Solana has crashed on several occasions from invasions and it has recently suffered another crash from NFT mining bots.
Due to a huge amount of transactions from nonfungible token (NFT) minting bots, the Solana (SOL) network was down for seven hours between April 30 and May 1.
The network became overcrowded after a record-breaking 4 million transactions, or 100 gigabits of data per second, caused validators to lose consensus, resulting in the altcoin turning black at around 8 p.m. UTC on April 30.
According to a tweet from Metaplex, the outage was caused by “Due to botting on the Metaplex Candy Machine application, in part. To tackle this, we’ve integrated the programs and will shortly implement a botting penalty as part of a larger effort to stabilize the network.”
Austin Federa, head of comms for SOL, confirmed the crash last night on Twitter: “PSA: SOL mainnet beta fell out of consensus and the validator network couldn’t recover.”
Validators were able to successfully resume the main network seven hours later, at 3 a.m. UTC on May 1.
The altcoin’s Discord server, in particular, became a focal point for restoration efforts, with some urging node validators to alert others who were unaware of the outage.
Some have questioned the blockchain’s usefulness in the wake of Saturday’s outage, with several people, including Cardano creator Charles Hoskinson, tweeting jokes about it on social media.
The situation also reminds me of a 17-hour power outage that the altcoin had in September. The Solana Foundation eventually blamed the “network slowdown” on “in effect, a denial of service attack” in a report.
Solana suffers huge losses from the outage
The altcoin has recouped most of its losses today, down less than 1% at $90.82, according to CoinMarketCap statistics, after plummeting to $83.06 during last night’s downtime.
The outage led the price of SOL, the blockchain’s native token, to plummet nearly 7% to $84, however prices have subsequently recovered to slightly over $89.
According to SOL’s own status reporting, this is the seventh time this year that the company has experienced disruptions. The network had troubles between January 6 and January 12 in 2022, resulting in partial outages lasting between 8 and 18 hours.
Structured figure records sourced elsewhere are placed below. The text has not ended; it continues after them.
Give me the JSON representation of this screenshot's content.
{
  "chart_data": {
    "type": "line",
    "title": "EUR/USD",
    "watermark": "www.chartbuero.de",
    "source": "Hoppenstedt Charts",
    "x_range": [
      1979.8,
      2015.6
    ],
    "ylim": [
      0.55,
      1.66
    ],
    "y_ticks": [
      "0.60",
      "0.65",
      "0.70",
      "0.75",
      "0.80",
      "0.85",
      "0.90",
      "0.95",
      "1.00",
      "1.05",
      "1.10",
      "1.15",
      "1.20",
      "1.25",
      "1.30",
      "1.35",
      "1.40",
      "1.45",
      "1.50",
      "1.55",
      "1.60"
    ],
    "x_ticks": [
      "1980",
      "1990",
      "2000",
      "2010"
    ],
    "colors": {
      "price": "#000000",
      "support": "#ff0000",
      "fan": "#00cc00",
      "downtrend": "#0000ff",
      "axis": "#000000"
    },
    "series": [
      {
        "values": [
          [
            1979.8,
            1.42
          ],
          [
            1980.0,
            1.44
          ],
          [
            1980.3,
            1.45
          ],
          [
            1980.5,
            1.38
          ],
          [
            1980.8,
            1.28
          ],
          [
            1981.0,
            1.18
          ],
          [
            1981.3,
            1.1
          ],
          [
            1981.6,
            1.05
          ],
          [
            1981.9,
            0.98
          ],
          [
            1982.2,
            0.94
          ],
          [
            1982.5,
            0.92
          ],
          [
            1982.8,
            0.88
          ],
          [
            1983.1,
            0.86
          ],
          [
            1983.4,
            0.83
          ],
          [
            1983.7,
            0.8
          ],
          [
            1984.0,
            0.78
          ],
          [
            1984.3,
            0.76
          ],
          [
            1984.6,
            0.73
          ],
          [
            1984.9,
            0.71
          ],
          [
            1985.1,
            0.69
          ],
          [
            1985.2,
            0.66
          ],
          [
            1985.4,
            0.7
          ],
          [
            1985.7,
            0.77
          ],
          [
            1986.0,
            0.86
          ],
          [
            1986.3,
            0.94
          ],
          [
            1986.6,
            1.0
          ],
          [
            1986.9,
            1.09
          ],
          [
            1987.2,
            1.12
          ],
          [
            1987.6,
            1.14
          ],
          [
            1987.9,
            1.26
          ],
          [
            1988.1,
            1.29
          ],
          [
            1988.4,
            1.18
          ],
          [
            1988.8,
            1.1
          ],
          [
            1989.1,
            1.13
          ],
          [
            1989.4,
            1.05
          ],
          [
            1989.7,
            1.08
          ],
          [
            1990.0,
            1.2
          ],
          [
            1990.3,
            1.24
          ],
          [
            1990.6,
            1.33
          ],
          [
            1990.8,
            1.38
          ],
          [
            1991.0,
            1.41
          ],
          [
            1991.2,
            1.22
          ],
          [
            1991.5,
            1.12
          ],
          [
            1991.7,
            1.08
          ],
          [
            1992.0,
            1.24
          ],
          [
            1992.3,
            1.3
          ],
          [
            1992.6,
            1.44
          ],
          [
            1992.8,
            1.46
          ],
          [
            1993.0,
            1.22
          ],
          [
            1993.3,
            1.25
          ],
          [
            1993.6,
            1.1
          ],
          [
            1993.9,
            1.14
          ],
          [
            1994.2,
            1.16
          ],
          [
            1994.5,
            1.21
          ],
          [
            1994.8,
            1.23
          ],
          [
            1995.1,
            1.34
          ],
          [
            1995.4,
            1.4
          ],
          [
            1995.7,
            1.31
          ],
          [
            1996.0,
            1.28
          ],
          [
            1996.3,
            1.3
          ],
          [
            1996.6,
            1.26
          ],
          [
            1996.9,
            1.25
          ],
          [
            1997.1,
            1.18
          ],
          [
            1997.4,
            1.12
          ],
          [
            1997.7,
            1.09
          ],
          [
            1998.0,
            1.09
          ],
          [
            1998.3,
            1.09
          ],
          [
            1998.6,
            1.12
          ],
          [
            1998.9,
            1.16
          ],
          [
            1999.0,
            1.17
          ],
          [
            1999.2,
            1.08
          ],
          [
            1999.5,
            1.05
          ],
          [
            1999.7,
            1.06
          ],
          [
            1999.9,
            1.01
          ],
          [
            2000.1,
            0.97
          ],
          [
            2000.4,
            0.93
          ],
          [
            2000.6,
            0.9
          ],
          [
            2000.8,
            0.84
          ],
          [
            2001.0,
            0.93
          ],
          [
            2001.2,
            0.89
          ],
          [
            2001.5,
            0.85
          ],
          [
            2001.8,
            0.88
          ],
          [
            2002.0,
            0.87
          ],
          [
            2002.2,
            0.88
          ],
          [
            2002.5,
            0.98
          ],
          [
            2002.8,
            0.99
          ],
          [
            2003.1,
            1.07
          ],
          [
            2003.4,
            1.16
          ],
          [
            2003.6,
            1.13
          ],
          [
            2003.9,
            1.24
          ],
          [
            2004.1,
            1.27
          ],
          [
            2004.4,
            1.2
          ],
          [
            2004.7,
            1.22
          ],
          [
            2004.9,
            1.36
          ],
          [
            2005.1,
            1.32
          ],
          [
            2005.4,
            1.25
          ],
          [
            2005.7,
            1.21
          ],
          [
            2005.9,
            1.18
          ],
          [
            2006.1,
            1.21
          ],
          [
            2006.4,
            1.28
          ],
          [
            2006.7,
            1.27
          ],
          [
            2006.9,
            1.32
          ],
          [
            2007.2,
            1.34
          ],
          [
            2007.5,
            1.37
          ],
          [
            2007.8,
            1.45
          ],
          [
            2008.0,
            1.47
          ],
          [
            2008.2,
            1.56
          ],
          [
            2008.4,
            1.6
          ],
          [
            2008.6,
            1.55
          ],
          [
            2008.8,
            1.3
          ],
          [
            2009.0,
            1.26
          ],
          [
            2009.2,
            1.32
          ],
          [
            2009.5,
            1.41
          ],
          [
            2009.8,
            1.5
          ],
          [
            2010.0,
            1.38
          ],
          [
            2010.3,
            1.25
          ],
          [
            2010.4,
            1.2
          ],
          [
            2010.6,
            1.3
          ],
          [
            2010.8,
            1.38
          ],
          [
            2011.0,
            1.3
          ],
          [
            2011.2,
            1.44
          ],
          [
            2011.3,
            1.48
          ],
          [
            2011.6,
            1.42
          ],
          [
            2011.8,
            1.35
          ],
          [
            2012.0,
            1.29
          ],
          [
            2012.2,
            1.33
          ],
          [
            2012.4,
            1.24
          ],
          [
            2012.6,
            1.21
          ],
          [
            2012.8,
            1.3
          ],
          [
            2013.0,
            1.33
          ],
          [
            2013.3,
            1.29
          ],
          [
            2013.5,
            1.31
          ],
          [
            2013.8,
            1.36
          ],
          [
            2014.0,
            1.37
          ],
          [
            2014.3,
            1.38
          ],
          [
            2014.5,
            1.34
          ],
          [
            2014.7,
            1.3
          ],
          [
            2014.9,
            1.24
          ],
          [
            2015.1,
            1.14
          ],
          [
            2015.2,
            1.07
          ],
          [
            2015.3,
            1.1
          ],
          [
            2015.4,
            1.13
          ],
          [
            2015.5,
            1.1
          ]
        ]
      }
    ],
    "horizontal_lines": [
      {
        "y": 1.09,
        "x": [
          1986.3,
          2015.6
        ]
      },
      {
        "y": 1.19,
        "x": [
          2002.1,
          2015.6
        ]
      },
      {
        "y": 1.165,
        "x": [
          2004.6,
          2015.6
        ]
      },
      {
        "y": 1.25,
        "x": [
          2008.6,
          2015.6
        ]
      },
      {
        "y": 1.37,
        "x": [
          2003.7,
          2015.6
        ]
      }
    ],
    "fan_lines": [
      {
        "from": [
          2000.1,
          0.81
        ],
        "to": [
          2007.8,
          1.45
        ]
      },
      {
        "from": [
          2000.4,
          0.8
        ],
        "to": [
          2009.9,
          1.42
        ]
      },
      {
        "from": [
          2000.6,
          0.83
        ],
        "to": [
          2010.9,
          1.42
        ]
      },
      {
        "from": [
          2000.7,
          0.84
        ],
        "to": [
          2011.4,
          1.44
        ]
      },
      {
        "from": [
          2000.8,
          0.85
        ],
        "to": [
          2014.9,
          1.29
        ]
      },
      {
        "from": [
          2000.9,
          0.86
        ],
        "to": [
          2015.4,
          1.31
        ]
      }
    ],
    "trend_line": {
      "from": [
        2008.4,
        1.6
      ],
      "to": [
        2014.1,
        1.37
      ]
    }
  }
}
According to SOL, “heavy compute transactions” reduced network capacity to “a few thousand” transactions per second (TPS), far less than the anticipated 50,000 TPS.
Between the 21st and 22nd of January, the blockchain experienced over 29 hours of downtime, with excessive duplicate transactions creating network congestion and outages.
Solana was affected by a massive outage in September 2021, with the network down for almost 17 hours. Solana blamed the downtime on a distributed denial-of-service (DDOS) assault on an early DEX offering, in which bots flooded the network with 400,000 requests per second. Industry watchers weighed in on what has been dubbed an “Ethereum killer.”
Over the weekend, Solana was the second network to see significant transaction traffic connected to NFTs. Due to the release of 55,000 NFTs by Yuga Labs, the average transaction cost increased to over $450, with some users spending up to 5 ETH or $14000 in gas costs for transactions and much more to mint one of the NFTs.